BVA-Info

Einsparungen: Aktionitis statt Orientierung zu mehr Qualität

Mit sehr gemischten Gefühlen hat der BVA (Bundesverband der Angestellten in Apotheken) das jüngste Aktionspaket der Gesundheitsministerin Ulla Schmidt zu Einsparungen im Arzneimittelbereich aufgenommen. Mit durchaus sinnvollen Ansätzen mischen sich unausgegorene Vorschläge, die zum einen die Apotheken überdurchschnittlich stark finanziell belasten, zum anderen Einsparvolumina aus der Luft greifen, die nicht vorhanden sind.

Zudem ist das Aktionspaket ohne die Apothekerschaft oder die Gewerkschaft im Apothekenwesen zustande gekommen. Einmal mehr sind Einsparvorschläge ohne die Mitwirkung von pharmazeutischem Sachverstand zustande gekommen.

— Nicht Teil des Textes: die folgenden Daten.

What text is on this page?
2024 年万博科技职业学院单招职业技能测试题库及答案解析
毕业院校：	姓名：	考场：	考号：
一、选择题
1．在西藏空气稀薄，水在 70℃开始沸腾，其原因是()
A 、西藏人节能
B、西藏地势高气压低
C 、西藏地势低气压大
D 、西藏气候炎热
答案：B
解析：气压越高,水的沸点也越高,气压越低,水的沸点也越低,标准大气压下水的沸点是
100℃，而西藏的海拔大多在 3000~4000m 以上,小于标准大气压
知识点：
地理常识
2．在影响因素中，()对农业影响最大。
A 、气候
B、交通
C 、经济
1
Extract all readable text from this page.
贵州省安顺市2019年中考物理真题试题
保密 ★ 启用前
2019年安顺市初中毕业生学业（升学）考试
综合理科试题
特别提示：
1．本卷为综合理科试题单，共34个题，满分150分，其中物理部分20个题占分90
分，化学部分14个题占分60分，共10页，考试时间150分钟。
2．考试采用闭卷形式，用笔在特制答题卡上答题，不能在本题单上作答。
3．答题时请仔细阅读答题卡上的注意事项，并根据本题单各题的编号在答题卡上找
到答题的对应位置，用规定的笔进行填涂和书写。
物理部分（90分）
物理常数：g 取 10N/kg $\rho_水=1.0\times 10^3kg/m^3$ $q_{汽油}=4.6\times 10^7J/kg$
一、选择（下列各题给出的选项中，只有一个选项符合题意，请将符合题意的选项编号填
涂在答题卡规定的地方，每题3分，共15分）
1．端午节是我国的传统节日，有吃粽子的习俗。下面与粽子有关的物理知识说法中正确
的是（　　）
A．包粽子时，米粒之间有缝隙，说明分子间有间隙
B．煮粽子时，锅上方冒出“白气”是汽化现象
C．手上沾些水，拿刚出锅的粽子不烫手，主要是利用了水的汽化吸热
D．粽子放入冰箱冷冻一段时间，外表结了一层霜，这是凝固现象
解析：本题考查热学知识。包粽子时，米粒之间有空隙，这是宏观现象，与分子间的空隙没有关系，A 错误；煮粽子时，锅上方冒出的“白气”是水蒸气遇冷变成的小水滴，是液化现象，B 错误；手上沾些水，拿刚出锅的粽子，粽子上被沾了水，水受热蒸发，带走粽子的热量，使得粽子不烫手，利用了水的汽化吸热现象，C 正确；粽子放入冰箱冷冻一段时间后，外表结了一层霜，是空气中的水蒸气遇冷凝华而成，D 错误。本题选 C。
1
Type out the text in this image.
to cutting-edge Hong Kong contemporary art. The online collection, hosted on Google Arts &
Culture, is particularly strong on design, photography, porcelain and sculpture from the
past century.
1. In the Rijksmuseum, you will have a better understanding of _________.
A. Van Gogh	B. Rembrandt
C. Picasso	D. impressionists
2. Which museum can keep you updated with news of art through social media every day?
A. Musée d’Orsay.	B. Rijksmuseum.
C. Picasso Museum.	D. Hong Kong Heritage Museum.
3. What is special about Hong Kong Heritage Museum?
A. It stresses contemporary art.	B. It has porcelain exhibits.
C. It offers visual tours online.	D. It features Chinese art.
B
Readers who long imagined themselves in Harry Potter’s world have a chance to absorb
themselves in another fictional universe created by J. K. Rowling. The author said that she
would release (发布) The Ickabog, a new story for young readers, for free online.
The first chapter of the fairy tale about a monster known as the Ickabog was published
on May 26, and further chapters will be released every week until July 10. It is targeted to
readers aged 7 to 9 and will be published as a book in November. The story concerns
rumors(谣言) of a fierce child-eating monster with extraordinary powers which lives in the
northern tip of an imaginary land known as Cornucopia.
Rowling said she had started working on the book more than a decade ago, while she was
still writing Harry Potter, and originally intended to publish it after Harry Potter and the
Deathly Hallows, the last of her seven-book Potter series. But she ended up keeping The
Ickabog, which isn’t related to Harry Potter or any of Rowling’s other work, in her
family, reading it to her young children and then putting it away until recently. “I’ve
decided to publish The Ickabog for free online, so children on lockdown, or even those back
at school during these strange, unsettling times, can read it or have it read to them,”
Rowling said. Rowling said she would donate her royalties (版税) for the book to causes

Aut-idem-Regelung wird begrüßt

Die anvisierte Einführung einer generellen Aut-idem-Regelung wird vom BVA natürlich begrüßt – ist dies doch eine langjährige Forderung der Apothekerschaft sowie des BVA. Eine Auswahl lediglich nach dem "günstigsten" Generikum ist jedoch strengstens abzulehnen. Dies würde innerhalb weniger Tage zu erheblichen Engpässen auf dem Arzneimittelmarkt führen, da der billigste Anbieter sofort ausverkauft wäre. Von einer Einbindung der pharmazeutischen Kompetenz in der Beurteilung verschiedener Generika kann außerdem keine Rede sein - und nur dann ließen sich tatsächlich Einsparpotentiale unter Qualitätsgesichtspunkten, nicht nur unter wirtschaftlichen Gesichtspunkten, realisieren. Ohnehin lassen sich die Vorteile eines generellen Aut-idem-Gebots nur im Verbund mit dem Arzneimittelpass verwirklichen, etwa durch eine vereinfachte Lagerhaltung. Mit dem Arzneimittelpass, dessen Einführung vom BVA ausdrücklich unterstützt wird, wird sichergestellt, dass der Patient jedes Mal das gleiche Generikum erhält und nicht durch verschiedene Packungen/Firmen verunsichert wird. Sinnvoll ist außerdem, PatientInnen beim Verlassen des Krankenhauses auf die Möglichkeit von Generika hinzuweisen bzw. Wirkstoffe anstelle von Präparaten zu verordnen. Abzulehnen ist jedoch, dem Bundesausschuss Ärzte/Krankenkassen mehr Kompetenzen bei der Beurteilung von Arzneimittelinnovationen und Me-too-Präparaten einzuräumen, solange dort nicht endlich auch pharmazeutischer Sachverstand eingebunden wird. Dies kann nur dadurch geschehen, dass dort ein Pharmazeut einen Platz erhält.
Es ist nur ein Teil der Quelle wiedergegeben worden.